While I have not found the opera house I recall from my seafaring life, I have had some success finding a building closer to the type it might have been.
Ever since I recalled making port in San Francisco I never fully discounted the idea that I had settled in the Western US but there aren’t many of the old frontier opera houses left any more. Certainly the first opera houses in San Francisco were replaced quickly as the building boom continued through the late 19th and early 20th centuries, and there’s very little left from that era in Portland, Seattle, or Astoria so I had little to go on for what an American frontier opera house actually looked like.
Then I learned about the Eureka Opera House in Nevada, build in the 1880s and still relatively intact. While it is not the opera house I recall (built too late for one thing), it is closer to the type. The presence of (now electrified) gas chandeliers and the proscenium around the stage feels more familiar, and the size of the space feels about right.

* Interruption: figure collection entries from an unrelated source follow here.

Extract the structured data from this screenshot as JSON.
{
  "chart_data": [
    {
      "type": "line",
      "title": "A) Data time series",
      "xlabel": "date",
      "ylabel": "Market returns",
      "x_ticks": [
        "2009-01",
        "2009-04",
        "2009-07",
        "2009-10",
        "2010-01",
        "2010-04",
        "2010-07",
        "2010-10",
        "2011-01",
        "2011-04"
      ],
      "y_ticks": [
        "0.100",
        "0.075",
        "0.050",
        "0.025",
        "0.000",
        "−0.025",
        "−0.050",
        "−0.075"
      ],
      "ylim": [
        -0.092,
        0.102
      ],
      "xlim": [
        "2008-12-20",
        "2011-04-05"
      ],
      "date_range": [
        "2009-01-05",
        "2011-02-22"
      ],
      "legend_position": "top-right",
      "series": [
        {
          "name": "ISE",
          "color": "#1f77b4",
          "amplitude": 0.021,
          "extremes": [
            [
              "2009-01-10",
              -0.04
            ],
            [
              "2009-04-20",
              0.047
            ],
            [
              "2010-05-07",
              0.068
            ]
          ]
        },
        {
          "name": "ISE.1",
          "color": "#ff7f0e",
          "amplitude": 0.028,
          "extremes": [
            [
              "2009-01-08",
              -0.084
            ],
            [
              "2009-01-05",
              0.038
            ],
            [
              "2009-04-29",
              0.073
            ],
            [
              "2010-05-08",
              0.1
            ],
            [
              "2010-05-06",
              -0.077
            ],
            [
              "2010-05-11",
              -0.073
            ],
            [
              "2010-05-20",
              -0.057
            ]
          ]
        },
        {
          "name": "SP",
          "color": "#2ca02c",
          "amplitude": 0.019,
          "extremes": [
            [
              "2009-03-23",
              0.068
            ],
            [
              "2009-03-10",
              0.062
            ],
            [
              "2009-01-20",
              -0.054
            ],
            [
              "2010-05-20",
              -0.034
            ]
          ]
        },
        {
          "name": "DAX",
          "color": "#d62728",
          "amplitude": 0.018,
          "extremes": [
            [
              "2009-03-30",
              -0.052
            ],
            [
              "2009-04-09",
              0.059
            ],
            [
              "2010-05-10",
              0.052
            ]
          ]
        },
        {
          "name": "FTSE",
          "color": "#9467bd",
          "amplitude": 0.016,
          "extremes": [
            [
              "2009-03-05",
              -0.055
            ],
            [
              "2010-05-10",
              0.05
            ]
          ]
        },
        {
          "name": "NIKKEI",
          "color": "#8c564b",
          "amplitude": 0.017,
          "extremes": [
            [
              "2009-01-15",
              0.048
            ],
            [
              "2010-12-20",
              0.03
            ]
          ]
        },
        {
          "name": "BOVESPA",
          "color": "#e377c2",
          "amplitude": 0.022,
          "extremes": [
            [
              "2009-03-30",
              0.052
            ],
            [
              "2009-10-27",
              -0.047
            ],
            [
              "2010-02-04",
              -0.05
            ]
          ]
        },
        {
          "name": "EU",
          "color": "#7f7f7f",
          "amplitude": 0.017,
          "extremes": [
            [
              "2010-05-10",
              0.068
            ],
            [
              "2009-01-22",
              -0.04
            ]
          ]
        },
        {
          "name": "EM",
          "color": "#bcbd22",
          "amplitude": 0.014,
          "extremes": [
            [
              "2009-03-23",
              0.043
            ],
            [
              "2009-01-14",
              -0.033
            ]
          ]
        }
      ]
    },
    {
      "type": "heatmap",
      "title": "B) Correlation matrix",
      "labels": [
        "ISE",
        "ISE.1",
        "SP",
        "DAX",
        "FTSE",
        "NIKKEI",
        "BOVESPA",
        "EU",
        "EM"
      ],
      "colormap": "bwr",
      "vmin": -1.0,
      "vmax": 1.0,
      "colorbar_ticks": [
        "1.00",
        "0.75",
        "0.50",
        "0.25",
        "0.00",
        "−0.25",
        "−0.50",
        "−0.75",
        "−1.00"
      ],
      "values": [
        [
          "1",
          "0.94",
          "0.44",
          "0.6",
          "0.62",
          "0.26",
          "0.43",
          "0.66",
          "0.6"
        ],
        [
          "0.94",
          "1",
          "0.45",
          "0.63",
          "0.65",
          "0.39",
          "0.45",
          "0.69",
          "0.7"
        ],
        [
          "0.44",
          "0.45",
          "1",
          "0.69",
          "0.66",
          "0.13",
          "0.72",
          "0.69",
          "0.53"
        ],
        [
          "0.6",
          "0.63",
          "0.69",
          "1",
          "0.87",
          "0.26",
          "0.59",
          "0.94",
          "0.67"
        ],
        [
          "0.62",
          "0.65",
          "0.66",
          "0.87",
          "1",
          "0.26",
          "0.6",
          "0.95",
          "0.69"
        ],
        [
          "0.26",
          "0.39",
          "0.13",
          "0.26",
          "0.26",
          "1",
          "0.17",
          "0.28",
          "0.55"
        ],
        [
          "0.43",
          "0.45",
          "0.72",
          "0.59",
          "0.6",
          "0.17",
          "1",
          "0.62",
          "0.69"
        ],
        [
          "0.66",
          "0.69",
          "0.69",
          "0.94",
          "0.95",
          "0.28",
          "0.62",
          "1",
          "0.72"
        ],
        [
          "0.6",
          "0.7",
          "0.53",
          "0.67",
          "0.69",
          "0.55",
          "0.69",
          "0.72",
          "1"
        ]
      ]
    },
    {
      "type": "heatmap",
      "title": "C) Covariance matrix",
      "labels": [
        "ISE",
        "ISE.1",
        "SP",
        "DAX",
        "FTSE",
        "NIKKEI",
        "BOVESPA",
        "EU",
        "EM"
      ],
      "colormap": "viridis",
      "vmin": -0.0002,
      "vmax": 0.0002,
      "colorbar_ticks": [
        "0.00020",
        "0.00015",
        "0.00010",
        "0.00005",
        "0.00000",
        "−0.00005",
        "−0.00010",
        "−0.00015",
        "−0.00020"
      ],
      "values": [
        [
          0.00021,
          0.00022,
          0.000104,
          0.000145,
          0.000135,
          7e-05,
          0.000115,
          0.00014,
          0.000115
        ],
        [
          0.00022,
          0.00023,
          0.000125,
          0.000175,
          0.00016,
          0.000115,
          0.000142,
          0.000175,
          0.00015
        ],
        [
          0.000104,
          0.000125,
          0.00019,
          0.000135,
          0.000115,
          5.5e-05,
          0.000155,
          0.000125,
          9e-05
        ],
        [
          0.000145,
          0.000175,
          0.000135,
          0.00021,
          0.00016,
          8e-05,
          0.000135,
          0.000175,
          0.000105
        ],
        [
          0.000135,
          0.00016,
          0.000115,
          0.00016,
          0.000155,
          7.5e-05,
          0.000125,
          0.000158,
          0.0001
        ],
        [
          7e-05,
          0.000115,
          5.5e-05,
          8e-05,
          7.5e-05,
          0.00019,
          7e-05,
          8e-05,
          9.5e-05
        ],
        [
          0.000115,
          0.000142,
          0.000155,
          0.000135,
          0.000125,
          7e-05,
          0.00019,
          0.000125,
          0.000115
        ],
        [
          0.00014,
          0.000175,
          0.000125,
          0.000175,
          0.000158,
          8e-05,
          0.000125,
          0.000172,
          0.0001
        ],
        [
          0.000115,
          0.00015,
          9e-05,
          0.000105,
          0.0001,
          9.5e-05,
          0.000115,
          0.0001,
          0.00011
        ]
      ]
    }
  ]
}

Now one thing I must point out: opera was not the only thing performed in these houses; they often doubled as music halls. But certainly an amateur troupe performing Verdi would not be out of the question for such a venue either.
So I may have been looking for James’ grave in the wrong places. I had been looking in England and found nothing, and while the available records are incomplete, I can’t rule out that I was a British sailor who made a new life in California, Oregon, Washington, British Columbia, or even Alaska. If I can find record of a James Hay or Hayes or Hague, or of a Clyde Starr, who worked as a stagehand and drowned in a West Coast town between 1870 and 1877, I might have a confirmation on my hands at last.